The hacking of state and local election databases in 2016 was more extensive than previously reported, including at least one successful attempt to alter voter information, and the theft of thousands of voter records that contain private information like partial Social Security numbers, current and former officials tell TIME. In one case, investigators found there had been a manipulation of voter data in a county database but the alterations were discovered and rectified, two sources familiar with the matter tell TIME. Investigators have not identified whether the hackers in that case were Russian agents. The fact that private data was stolen from states is separately providing investigators a previously unreported line of inquiry in the probes into Russian attempts to influence the election. In Illinois, more than 90% of the nearly 90,000 records stolen by Russian state actors contained drivers license numbers, and a quarter contained the last four digits of voters’ Social Security numbers, according to Ken Menzel, the General Counsel of the State Board of Elections. Congressional investigators are probing whether any of this stolen private information made its way to the Trump campaign, two sources familiar with the investigations tell TIME.
On The Rachel Maddow Show Rachel Maddow looks at how the US voting system consists of thousands of individual precincts, making it harder to hack as a whole, but also more difficult to monitor and defend, making assessment of Russia’s 2016 hack tricky.
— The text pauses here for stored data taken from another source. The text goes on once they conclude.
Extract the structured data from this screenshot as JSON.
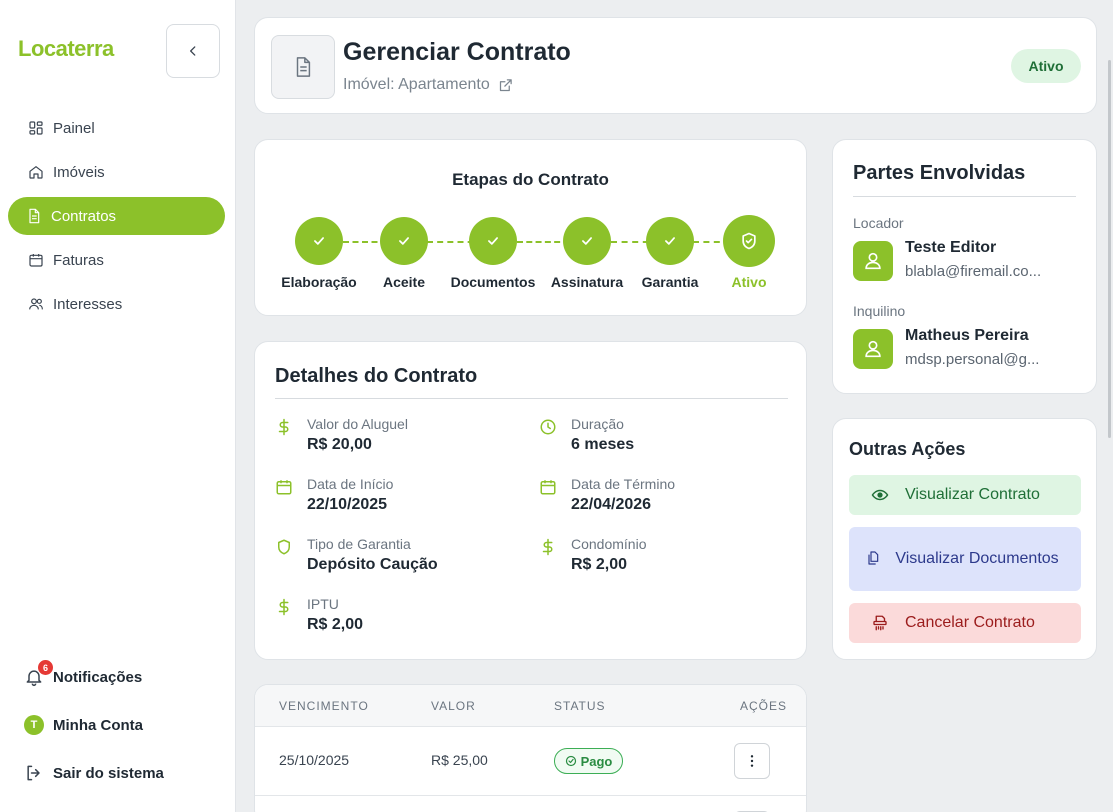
{
  "app": {
    "logo": "Locaterra"
  },
  "sidebar": {
    "items": [
      {
        "label": "Painel",
        "icon": "dashboard-icon",
        "active": false
      },
      {
        "label": "Imóveis",
        "icon": "home-icon",
        "active": false
      },
      {
        "label": "Contratos",
        "icon": "document-icon",
        "active": true
      },
      {
        "label": "Faturas",
        "icon": "calendar-icon",
        "active": false
      },
      {
        "label": "Interesses",
        "icon": "users-icon",
        "active": false
      }
    ],
    "notifications": {
      "label": "Notificações",
      "count": "6"
    },
    "account": {
      "label": "Minha Conta",
      "initial": "T"
    },
    "logout": {
      "label": "Sair do sistema"
    }
  },
  "header": {
    "title": "Gerenciar Contrato",
    "subtitle": "Imóvel: Apartamento",
    "status": "Ativo"
  },
  "steps": {
    "title": "Etapas do Contrato",
    "items": [
      {
        "label": "Elaboração",
        "done": true
      },
      {
        "label": "Aceite",
        "done": true
      },
      {
        "label": "Documentos",
        "done": true
      },
      {
        "label": "Assinatura",
        "done": true
      },
      {
        "label": "Garantia",
        "done": true
      },
      {
        "label": "Ativo",
        "current": true
      }
    ]
  },
  "details": {
    "title": "Detalhes do Contrato",
    "rent": {
      "label": "Valor do Aluguel",
      "value": "R$ 20,00"
    },
    "duration": {
      "label": "Duração",
      "value": "6 meses"
    },
    "start": {
      "label": "Data de Início",
      "value": "22/10/2025"
    },
    "end": {
      "label": "Data de Término",
      "value": "22/04/2026"
    },
    "guarantee": {
      "label": "Tipo de Garantia",
      "value": "Depósito Caução"
    },
    "condo": {
      "label": "Condomínio",
      "value": "R$ 2,00"
    },
    "iptu": {
      "label": "IPTU",
      "value": "R$ 2,00"
    }
  },
  "invoices": {
    "columns": [
      "VENCIMENTO",
      "VALOR",
      "STATUS",
      "AÇÕES"
    ],
    "rows": [
      {
        "due": "25/10/2025",
        "amount": "R$ 25,00",
        "status": "Pago"
      }
    ]
  },
  "parties": {
    "title": "Partes Envolvidas",
    "landlord": {
      "role": "Locador",
      "name": "Teste Editor",
      "email": "blabla@firemail.co..."
    },
    "tenant": {
      "role": "Inquilino",
      "name": "Matheus Pereira",
      "email": "mdsp.personal@g..."
    }
  },
  "actions": {
    "title": "Outras Ações",
    "view_contract": "Visualizar Contrato",
    "view_documents": "Visualizar Documentos",
    "cancel_contract": "Cancelar Contrato"
  },
  "colors": {
    "brand": "#8cc12a",
    "active_bg": "#dff5e3",
    "docs_bg": "#dde3fb",
    "danger_bg": "#fbdada",
    "badge_red": "#e53935"
  }
}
On The Rachel Maddow Show Congressman Adam Schiff, ranking member of the House Intelligence Committee, talks with Rachel Maddow about the effort to understand the extent and intent of the 2016 Russian election attack and preparing for what might come next. The Russians are not our friends, they are undermining our government. But this whole thing is much more involved and complicated than just that and it is not over yet there is a whole net of things still going on and we don’t know exactly where this ends yet.
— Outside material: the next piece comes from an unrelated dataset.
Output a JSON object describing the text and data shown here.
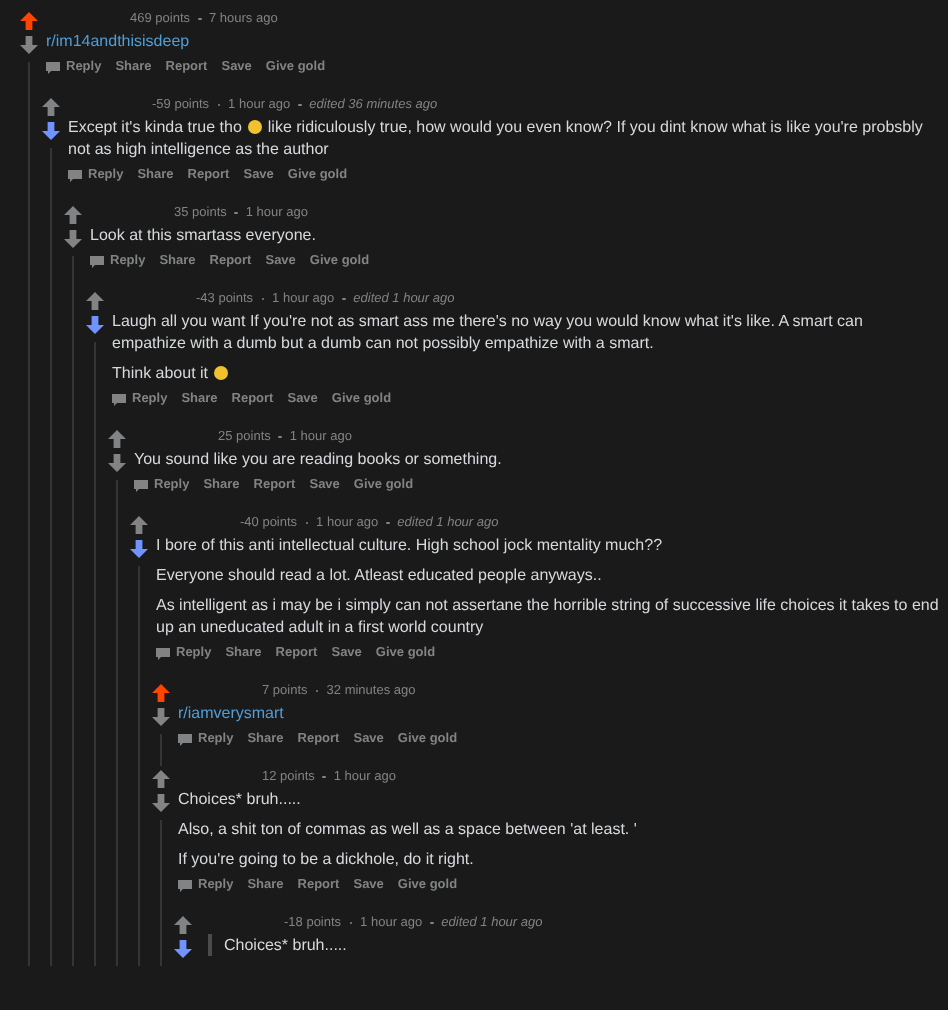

And on top of Russians hacking us, now a Republican marketing firm has leaked personal data of 200 million voters. A data firm once contracted by the Republican National Committee exposed birth dates, emails, physical addresses, religion, race, and political leanings for more than half the US population. According to a Gizmodo report, the RNC and other GOP organizations contracted the conservative firm Deep Root Analytics to gather audience data from multiple sources, such as Republican super PACs and Reddit, that were intended to be used for targeted political ads. That aggregated data was found on an insecure server that wasn’t password protected and could be accessed by anyone with the URL. Cybersecurity analyst Chris Vickery with UpGuard found more than a terabyte of data Deep Root had gathered from multiple Republican-linked sources on an Amazon cloud server, along with other data, some proprietary, from several millions of dollars worth of GOP contracts, including the GOP Data Trust, Gizmodo reported. Deep Root claims the company wasn’t hacked and the data exposure was the result of a vulnerability in a recent security update. Vickery also discovered a trove of voter data belonging to 191 million people in 2015. Deep Root’s founding data scientist Alex Lundry used to work on Jeb Bush’s and Mitt Romney’s campaigns, and the company was one of three to work on Trump’s presidential campaign. Among the personal contact information found on the insecure server were how individual voters felt about certain hot button issues such as stem cell research, gun ownership, and abortion. The exposed data poses a privacy threat for voters, especially if it gets in the wrong hands before a security patch is released. And it provides easy access for Russians, just copy and paste and they’re all set for the next election.